I must admit that in the three years since the release of Everything Everywhere All At Once, much of what lingered with me was a vague feeling. It felt weird to discuss it with people who had also seen it, because they would go on and on about the sausage fingers scene and the bagel. Thankfully, what I did agree on with most people is that Waymond is one of the greatest characters in media—and if this post must become Waymond agitprop, I have no problem with it.
However, I was reminded about the movie again recently, and it seems that two semesters at a liberal arts university have made the gears in my brain turn in a different way. I definitely have a new appreciation for the actual, tangible themes of EEAAO. But, perhaps more importantly, I finally understand what it is that stuck with me about this (not pulling my punches here) 21st century masterpiece—a revelation that I will lovingly share with you, at no cost whatsoever. Unless you want to leave a tip.

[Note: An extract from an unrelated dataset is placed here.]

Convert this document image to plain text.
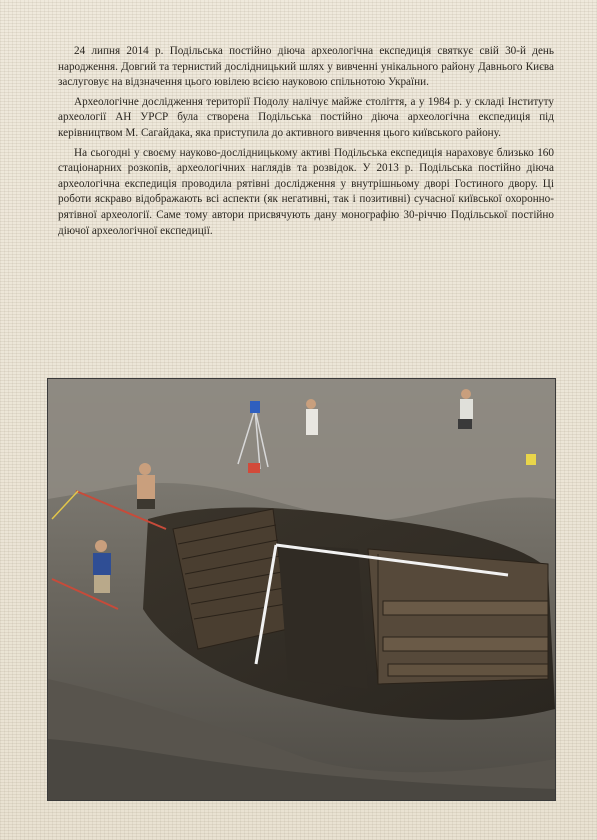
24 липня 2014 р. Подільська постійно діюча археологічна експедиція святкує свій 30-й день народження. Довгий та тернистий дослідницький шлях у вивченні унікального району Давнього Києва заслуговує на відзначення цього ювілею всією науковою спільнотою України.

Археологічне дослідження території Подолу налічує майже століття, а у 1984 р. у складі Інституту археології АН УРСР була створена Подільська постійно діюча археологічна експедиція під керівництвом М. Сагайдака, яка приступила до активного вивчення цього київського району.

На сьогодні у своєму науково-дослідницькому активі Подільська експедиція нараховує близько 160 стаціонарних розкопів, археологічних наглядів та розвідок. У 2013 р. Подільська постійно діюча археологічна експедиція проводила рятівні дослідження у внутрішньому дворі Гостиного двору. Ці роботи яскраво відображають всі аспекти (як негативні, так і позитивні) сучасної київської охоронно-рятівної археології. Саме тому автори присвячують дану монографію 30-річчю Подільської постійно діючої археологічної експедиції.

Perhaps the first place to start is not actually the very beginning (although the first 50 seconds of this movie are so ridiculously good it’s hard to put into words). Instead, I’m going to assume you already watched EEAAO (WHICH YOU SHOULD! SPOILERS! BE WARNED!) and skip ahead to Evelyn’s first jump. This is the point where the movie finally blooms, and shows you its true colors. Surprise! Here is the multiverse. It never quite made sense to me why exactly all of this was happening to her, to Evelyn. With a little care, this is a line you can trace across the entire movie, and finally answer with Alpha-Waymond’s claim that Evelyn, this Evelyn, is the biggest of every failure in the multiverse. THE biggest failure. And finally here we get to the first instance of the movie’s titular claim to fame. It is the biggest story, the best story, the story with the people that lived life the worst and the people that lived life the best. Also, it’s the story of two people running a laundromat.

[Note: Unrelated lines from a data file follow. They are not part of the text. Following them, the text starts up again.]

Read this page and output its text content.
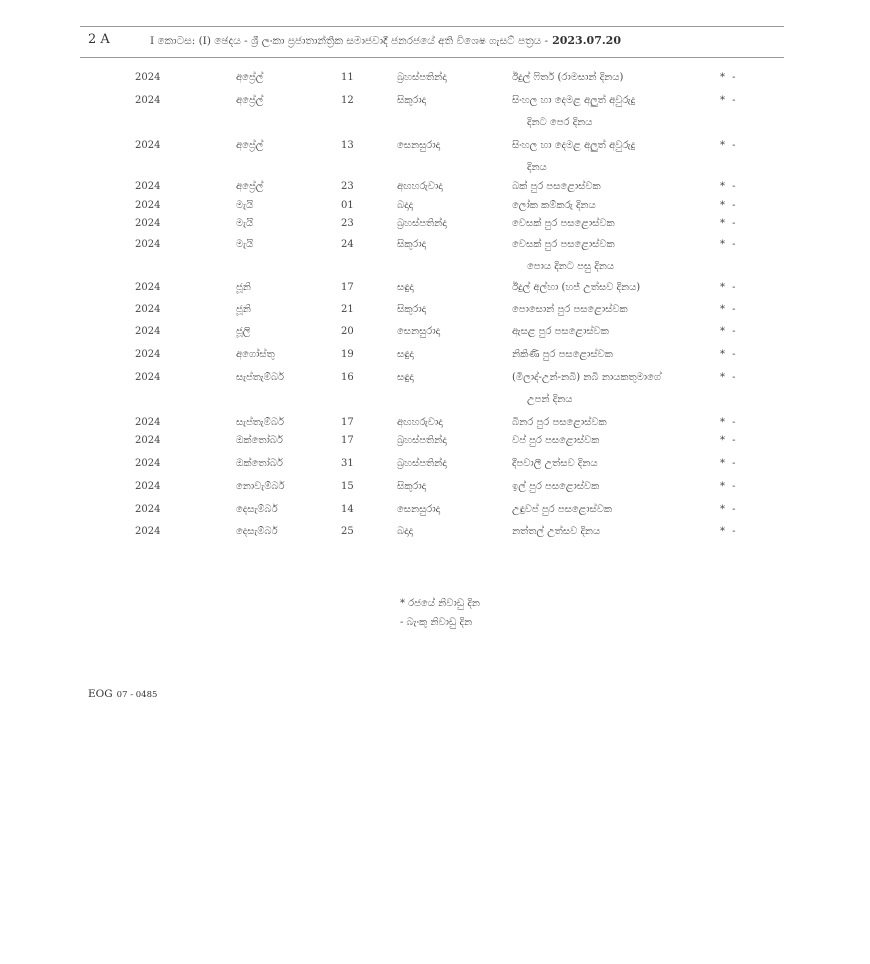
2 A	I කොටස: (I) ඡෙදය - ශ්‍රී ලංකා ප්‍රජාතාන්ත්‍රික සමාජවාදී ජනරජයේ අති විශෙෂ ගැසට් පත්‍රය - 2023.07.20
2024	අප්‍රේල්	11	බ්‍රහස්පතින්දා	ඊදුල් ෆිතර් (රාමසාන් දිනය)	* -
2024	අප්‍රේල්	12	සිකුරාදා	සිංහල හා දෙමළ අලුත් අවුරුදු	* -
දිනට පෙර දිනය
2024	අප්‍රේල්	13	සෙනසුරාදා	සිංහල හා දෙමළ අලුත් අවුරුදු	* -
දිනය
2024	අප්‍රේල්	23	අඟහරුවාදා	බක් පුර පසළොස්වක	* -
2024	මැයි	01	බදාදා	ලෝක කම්කරු දිනය	* -
2024	මැයි	23	බ්‍රහස්පතින්දා	වෙසක් පුර පසළොස්වක	* -
2024	මැයි	24	සිකුරාදා	වෙසක් පුර පසළොස්වක	* -
පොය දිනට පසු දිනය
2024	ජූනි	17	සඳුදා	ඊදුල් අල්හා (හජ් උත්සව දිනය)	* -
2024	ජූනි	21	සිකුරාදා	පොසොන් පුර පසළොස්වක	* -
2024	ජූලි	20	සෙනසුරාදා	ඇසළ පුර පසළොස්වක	* -
2024	අගෝස්තු	19	සඳුදා	නිකිණි පුර පසළොස්වක	* -
2024	සැප්තැම්බර්	16	සඳුදා	(මිලාද්-උන්-නබි) නබි නායකතුමාගේ	* -
උපන් දිනය
2024	සැප්තැම්බර්	17	අඟහරුවාදා	බිනර පුර පසළොස්වක	* -
2024	ඔක්තෝබර්	17	බ්‍රහස්පතින්දා	වප් පුර පසළොස්වක	* -
2024	ඔක්තෝබර්	31	බ්‍රහස්පතින්දා	දීපවාලී උත්සව දිනය	* -
2024	නොවැම්බර්	15	සිකුරාදා	ඉල් පුර පසළොස්වක	* -
2024	දෙසැම්බර්	14	සෙනසුරාදා	උඳුවප් පුර පසළොස්වක	* -
2024	දෙසැම්බර්	25	බදාදා	නත්තල් උත්සව දිනය	* -
* රජයේ නිවාඩු දින
- බැංකු නිවාඩු දින
EOG 07 - 0485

And it is this paradox that carries the movie on its back. This is the paradox that gives it its title. But there is a problem. A massive problem, actually. The movie spends about half of its runtime opening doors: first the multiverse, with Evelyn being the worst Evelyn. Then Jobu Tupaki, who is every Joy. A million versions of Deirdre. A million universes. Wrestling, milk, the Everything Donut, everything. But in order to accomplish the paradox, in order to close back on the laundromat, the movie needs that brooch. It needs a way to close every door at once. It needs to make sense to the viewer again.

The answer is WAYMOND WANG. Waymond is the fucking pin on the massive, flowing cape that is this movie. I want people to know that without Waymond, this movie makes no sense. And so we have reached my favorite point of the movie (and many other people’s favorite). The quote by Waymond, “So, even you have broken my heart yet again, I wanted to say… In another life, I would have really liked just doing laundry and taxes with you.”
Waymond is not Evelyn’s husband. He is not Joy’s father. Waymond is a man who looks at every possibility, at every concept beyond his understanding, and could not care less. Evelyn and Joy are by design two sides of the same coin, both focused on what they could be or could have been. And indeed, up to the quote, that is what this movie has been: an exploration, a vision of a world with a hero and a villain and a billion plot points. And in less than 20 seconds, Waymond stops the movie dead on its tracks. No, he says. The world is me and you, here. The world is when I kiss you and we watch a movie on the couch with our daughter.

I will not deny that the central plot of the movie is Evelyn and Joy’s dynamic. That would be insincere. But I think the role that Waymond plays is a necessary second. This is an incredibly difficult dynamic to pull off: Evelyn and Joy, equals in ambition, and Waymond—the laundry guy. What happens to the movie without him? A mom fights her daughter over a difference in opinion.
And yet, Waymond’s presence in the narrative makes something new entirely. A mom fights her daughter over a difference in opinion. It is a fight with infinite stakes, stakes that the audience cannot quantify. But the mom’s husband, and the daughter’s dad, he is a fixed point. Evelyn and Joy become stronger, more powerful, they want to save the world, or end it. And Waymond? Waymond loved them at the beginning, and he loves them at the end. He really would have loved just doing laundry and taxes with her. What?
The universe has everything in it. There are more atoms in a cloud than words you could ever speak. There is a number of people you could talk to that is an infinitesimal fraction of all the people who have ever been alive. And yet, you are allowed to love. In fact, the only thing you can do is love, and do menial things. Being the best at anything is a trick of the light, the only thing you can be best at is what you are currently doing, right now. Hugging friends you see after a long time, liking stories, forcing yourself out of bed and to your classes. Your laundry, your taxes. Give it your all.
She said, “you just worry about your groomsmen and your shirt size” //
And rest assured that this is making me feel good //
I think that love is so much easier than you realize //
If you can give yourself to someone, then you should.